Fundamentação
Conforme tem afirmado por jurisprudência uniforme este Tribunal, a contradição entre diferentes acórdãos do Tribunal Constitucional que permita o recurso para o Plenário deste Tribunal, ao abrigo do disposto no artigo 79.º-D da LTC, só será relevante relativamente a decisões de mérito, não sendo possível a utilização deste recurso quando as divergências ocorram no plano do direito processual constitucional.
Tendo o Acórdão recorrido se limitado a indeferir a arguição de nulidade de anterior acórdão que também não conheceu de mérito, não é possível verificar-se uma divergência com qualquer outra decisão deste Tribunal quanto a questões substantivas, sendo, por isso, manifesto que o recurso interposto não é admissível.
Perante esta constatação revela-se que o Recorrente, com a sua interposição, pretendeu tão‑só obstar ao trânsito em julgado da última decisão proferida neste recurso, o que justifica a utilização da faculdade prevista nos artigos 84.º, n.º 8, da LTC, e 670.º do Código de Processo Civil (imediata remessa do processo ao tribunal recorrido, precedida de extração de traslado, onde será processado o recurso anómalo deduzido pelo requerimento apresentado pela Recorrente, embora a sua tramitação só deva ocorrer depois de pagas as custas contadas da sua responsabilidade).
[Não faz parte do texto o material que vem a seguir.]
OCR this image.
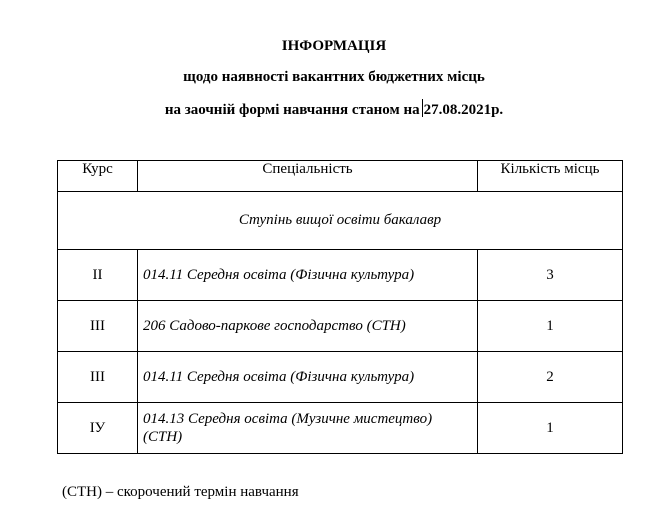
ІНФОРМАЦІЯ
щодо наявності вакантних бюджетних місць
на заочній формі навчання станом на 27.08.2021р.
Курс	Спеціальність	Кількість місць
Ступінь вищої освіти бакалавр		
ІІ	014.11 Середня освіта (Фізична культура)	3
ІІІ	206 Садово-паркове господарство (СТН)	1
ІІІ	014.11 Середня освіта (Фізична культура)	2
ІУ	014.13 Середня освіта (Музичне мистецтво) (СТН)	1
(СТН) – скорочений термін навчання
Assim sendo, o processo deverá prosseguir os seus regulares termos no tribunal recorrido, sem ficar à espera do despacho que venha a incidir sobre o referido requerimento, o qual será proferido no traslado após o pagamento das referidas custas, considerando-se entretanto transitado em julgado, na data de hoje, o Acórdão proferido em 3 de dezembro de 2015, nos termos do artigo 670.º, n.º 5, do Código de Processo Civil.